Meski nama mereka melekat erat pada kota Balikpapan, keberadaan Suku Balik justru tenggelam dalam sejarah dan narasi besar Kalimantan Timur.

Menurut Sabardin, tokoh Forum Kesepakatan Masyarakat Sepaku (FKMS), Orang Balik memang dikenal sebagai suku yang tertutup dan enggan menonjolkan diri.

“Kami memang pemalu dan tidak suka menonjolkan diri.” kata Sabardin yang juga keponakan dari Sibukdin, Kepala Adat Orang Balik.

Berbeda dengan suku-suku lain seperti Kutai, Kenyah, atau Benuaq yang terkenal dengan seni dan tradisinya, Orang Balik memilih hidup sederhana dan harmonis dengan alam.

Kehidupan mereka dulunya berpusat di Tanjung Gonggot, Balikpapan—sebelum pindah ke wilayah Sepaku melalui jalur laut, menyusuri Teluk Balikpapan dan Sungai Sepaku.

Menurut Badan Registrasi Wilayah Adat (BRWA), Orang Balik pernah menjadi bagian penting dari wilayah pesisir yang kini berubah menjadi pusat industri.

Sejarah lisan menyebutkan bahwa Sultan Kutai Aji Muhammad Idris pada tahun 1739 pernah meminta rakyat di Teluk untuk menyumbangkan papan bangunan, yang beberapa di antaranya terbalik dan hanyut—menjadi cikal bakal nama “Balikpapan”.

Namun, kolonialisme mengubah segalanya.
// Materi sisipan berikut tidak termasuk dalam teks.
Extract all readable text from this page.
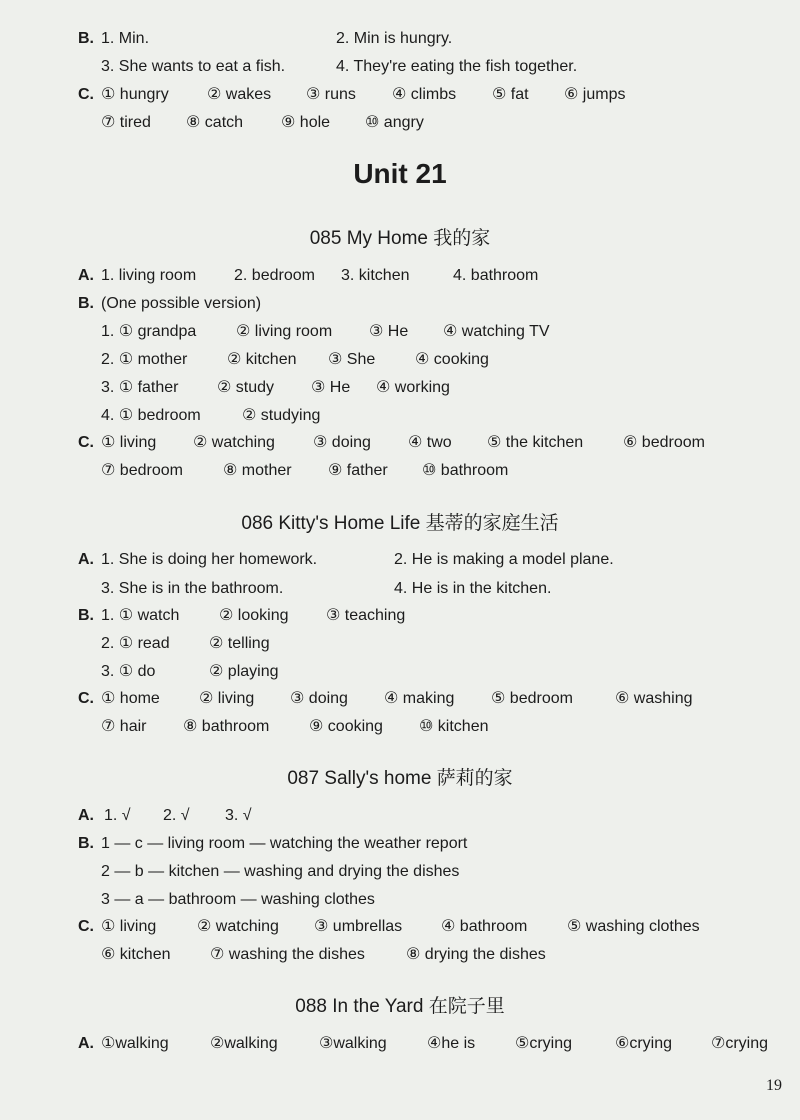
B. 1. Min.	2. Min is hungry.
3. She wants to eat a fish.	4. They're eating the fish together.
C. ① hungry ② wakes ③ runs ④ climbs ⑤ fat ⑥ jumps
⑦ tired ⑧ catch ⑨ hole ⑩ angry
Unit 21
085 My Home 我的家
A. 1. living room 2. bedroom 3. kitchen	4. bathroom
B. (One possible version)
1. ① grandpa ② living room ③ He ④ watching TV
2. ① mother ② kitchen ③ She ④ cooking
3. ① father ② study ③ He ④ working
4. ① bedroom	② studying
C. ① living ② watching ③ doing ④ two ⑤ the kitchen ⑥ bedroom
⑦ bedroom	⑧ mother ⑨ father ⑩ bathroom
086 Kitty's Home Life 基蒂的家庭生活
A. 1. She is doing her homework.	2. He is making a model plane.
3. She is in the bathroom.	4. He is in the kitchen.
B. 1. ① watch ② looking ③ teaching
2. ① read ② telling
3. ① do	② playing
C. ① home ② living ③ doing ④ making ⑤ bedroom	⑥ washing
⑦ hair ⑧ bathroom ⑨ cooking ⑩ kitchen
087 Sally's home 萨莉的家
A. 1. √ 2. √ 3. √
B. 1 — c — living room — watching the weather report
2 — b — kitchen — washing and drying the dishes
3 — a — bathroom — washing clothes
C. ① living	② watching ③ umbrellas ④ bathroom ⑤ washing clothes
⑥ kitchen ⑦ washing the dishes	⑧ drying the dishes
088 In the Yard 在院子里
A. ①walking	②walking	③walking	④he is ⑤crying	⑥crying ⑦crying
19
Eksplorasi minyak oleh Belanda memaksa masyarakat adat bergerak ke selatan, menempati wilayah yang kini dikenal sebagai Benuo Sepaku.

Tahun 1920, Benuo Sepaku dilanda tragedi: wabah misterius bernama delanan menewaskan banyak warga. Dalam puncaknya, sepuluh orang meninggal setiap hari.

Wabah ini dikaitkan dengan kesalahan dalam ritual adat, di mana sesajen diberikan oleh pihak luar yang tak seharusnya.

“Itu bentuk kemarahan leluhur,” kata Sabardin.

Tragedi ini memaksa banyak Orang Balik mengungsi ke berbagai daerah. Beberapa ke Samarinda, Loa Kulu, hingga Salok Api di pesisir timur. Bekas lahan, kebun, bahkan makam leluhur ditinggalkan begitu saja.

Masa pendudukan Belanda dan Jepang pun turut menambah derita. Pemuda Balik dipaksa kerja rodi oleh Belanda, namun tidak oleh Jepang yang lebih banyak mendatangkan pekerja paksa dari Jawa.

Bahkan setelah kemerdekaan, Sepaku sempat dikuasai oleh kelompok bersenjata yang mengaku bagian dari KRyT pimpinan Ibnu Hadjar. Alih-alih melindungi rakyat, mereka justru melakukan kekerasan.

Masyarakat Balik kembali mengungsi. Baru setelah 1963, mereka perlahan kembali. Tapi trauma dan perpindahan telah meninggalkan luka panjang pada sejarah komunitas ini.

Kini, ketika Sepaku menjadi pusat pembangunan IKN, keberadaan Orang Balik kembali menjadi perhatian.

Otorita IKN, melalui Deputi Lingkungan Hidup dan SDA, menyusun Rancangan Peraturan Kepala (Ranperka) untuk melindungi kearifan lokal.

“Kami tidak akan menghapus yang sudah ada, justru memperkuatnya agar IKN selaras dengan budaya dan alam,” ujar Deputi Myrna A. Safitri.

Basuki Hadimuljono, Kepala Otorita IKN, juga menegaskan bahwa masyarakat adat tetap warga IKN, bahkan akan disiapkan kawasan cagar budaya sebagai bentuk penghormatan.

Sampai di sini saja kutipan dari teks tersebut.